RabbitMQ and RabbitMQ Stream
RabbitMQ queue messaging, exchanges, bindings, acknowledgements, DLX, RabbitMQ Stream, and comparison with Kafka for enterprise Java/JAX-RS services
Part 078 — RabbitMQ and RabbitMQ Stream
Fokus part ini: memahami RabbitMQ sebagai broker queue/routing, RabbitMQ Stream sebagai log-oriented messaging, dan bagaimana membandingkannya dengan Kafka dalam service Java/JAX-RS enterprise.
Kafka bukan satu-satunya messaging system.

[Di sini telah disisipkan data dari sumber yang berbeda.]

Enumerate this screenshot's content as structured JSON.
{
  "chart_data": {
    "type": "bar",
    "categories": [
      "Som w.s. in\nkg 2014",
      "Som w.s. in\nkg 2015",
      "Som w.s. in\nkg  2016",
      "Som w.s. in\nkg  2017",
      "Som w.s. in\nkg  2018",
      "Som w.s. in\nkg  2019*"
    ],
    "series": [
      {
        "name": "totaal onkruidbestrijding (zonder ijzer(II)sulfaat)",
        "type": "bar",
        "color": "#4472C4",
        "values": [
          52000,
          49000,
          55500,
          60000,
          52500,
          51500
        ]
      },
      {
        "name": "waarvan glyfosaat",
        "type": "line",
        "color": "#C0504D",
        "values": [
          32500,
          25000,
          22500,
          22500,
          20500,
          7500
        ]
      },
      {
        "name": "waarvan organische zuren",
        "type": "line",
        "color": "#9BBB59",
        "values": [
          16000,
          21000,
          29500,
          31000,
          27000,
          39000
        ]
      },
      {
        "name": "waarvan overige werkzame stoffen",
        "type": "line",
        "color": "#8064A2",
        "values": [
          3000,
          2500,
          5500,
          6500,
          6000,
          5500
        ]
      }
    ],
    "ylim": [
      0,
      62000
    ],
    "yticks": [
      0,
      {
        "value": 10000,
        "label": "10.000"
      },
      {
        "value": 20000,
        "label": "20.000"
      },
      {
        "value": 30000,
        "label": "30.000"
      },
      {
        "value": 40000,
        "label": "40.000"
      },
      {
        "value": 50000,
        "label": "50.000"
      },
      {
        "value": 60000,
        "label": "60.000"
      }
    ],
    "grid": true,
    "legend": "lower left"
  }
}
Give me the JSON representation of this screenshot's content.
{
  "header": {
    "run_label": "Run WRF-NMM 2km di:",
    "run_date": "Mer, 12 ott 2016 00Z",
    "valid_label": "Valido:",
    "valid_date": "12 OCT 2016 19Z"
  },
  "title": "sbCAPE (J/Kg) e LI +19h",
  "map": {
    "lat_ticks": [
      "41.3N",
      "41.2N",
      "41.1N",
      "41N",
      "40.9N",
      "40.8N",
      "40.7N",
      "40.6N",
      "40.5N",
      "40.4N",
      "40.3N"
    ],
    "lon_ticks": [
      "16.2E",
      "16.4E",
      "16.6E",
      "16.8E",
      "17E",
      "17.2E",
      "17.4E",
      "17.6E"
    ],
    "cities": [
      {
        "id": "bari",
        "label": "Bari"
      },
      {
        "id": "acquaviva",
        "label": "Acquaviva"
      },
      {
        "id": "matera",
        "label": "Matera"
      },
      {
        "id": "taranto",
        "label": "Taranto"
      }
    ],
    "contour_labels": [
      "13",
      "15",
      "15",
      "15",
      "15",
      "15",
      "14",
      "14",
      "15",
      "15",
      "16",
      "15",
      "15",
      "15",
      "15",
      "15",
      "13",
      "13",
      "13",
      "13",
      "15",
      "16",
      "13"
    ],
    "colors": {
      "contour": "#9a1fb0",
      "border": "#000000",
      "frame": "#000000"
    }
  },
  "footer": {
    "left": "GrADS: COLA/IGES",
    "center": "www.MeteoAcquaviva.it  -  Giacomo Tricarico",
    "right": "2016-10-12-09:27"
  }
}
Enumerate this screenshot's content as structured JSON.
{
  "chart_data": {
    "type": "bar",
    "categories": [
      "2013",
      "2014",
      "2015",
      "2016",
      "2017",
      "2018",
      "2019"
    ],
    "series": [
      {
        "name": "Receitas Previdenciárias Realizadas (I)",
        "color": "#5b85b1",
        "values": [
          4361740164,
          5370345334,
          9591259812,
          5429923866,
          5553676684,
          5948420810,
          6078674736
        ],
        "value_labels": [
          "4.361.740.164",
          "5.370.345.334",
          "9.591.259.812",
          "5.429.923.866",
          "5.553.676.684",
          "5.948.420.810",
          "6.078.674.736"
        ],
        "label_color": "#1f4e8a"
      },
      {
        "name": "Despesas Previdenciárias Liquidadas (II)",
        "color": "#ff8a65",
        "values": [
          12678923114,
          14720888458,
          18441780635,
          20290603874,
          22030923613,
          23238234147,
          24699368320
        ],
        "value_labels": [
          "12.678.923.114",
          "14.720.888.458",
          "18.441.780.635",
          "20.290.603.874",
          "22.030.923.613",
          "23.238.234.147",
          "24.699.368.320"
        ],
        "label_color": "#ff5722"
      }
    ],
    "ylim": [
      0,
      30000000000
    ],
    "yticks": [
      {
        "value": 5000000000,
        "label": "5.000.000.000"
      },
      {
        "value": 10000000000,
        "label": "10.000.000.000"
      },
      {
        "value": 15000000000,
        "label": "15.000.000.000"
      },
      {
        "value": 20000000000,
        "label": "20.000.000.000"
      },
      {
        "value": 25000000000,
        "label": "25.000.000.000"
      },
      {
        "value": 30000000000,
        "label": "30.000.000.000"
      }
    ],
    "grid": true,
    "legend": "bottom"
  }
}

Banyak enterprise system memakai RabbitMQ karena kuat untuk:
- routing message
- work queue
- request/reply async
- command dispatch
- task distribution
- retry via DLX
- priority queue
- low-latency brokered messaging
- operational simplicity untuk queue workloads tertentu
RabbitMQ Stream menambahkan model stream/log yang lebih dekat ke Kafka, tetapi tetap berada dalam ekosistem RabbitMQ.
1. Core Mental Model
RabbitMQ classic mental model:
producer -> exchange -> binding -> queue -> consumer
Kafka mental model:
producer -> topic partition log -> consumer group
RabbitMQ Stream mental model:
producer -> stream log -> offset-based consumer
Perbedaan fundamental:
RabbitMQ classic routes messages into queues.
Kafka stores ordered logs in partitions.
RabbitMQ Stream stores append-only streams with offset consumption.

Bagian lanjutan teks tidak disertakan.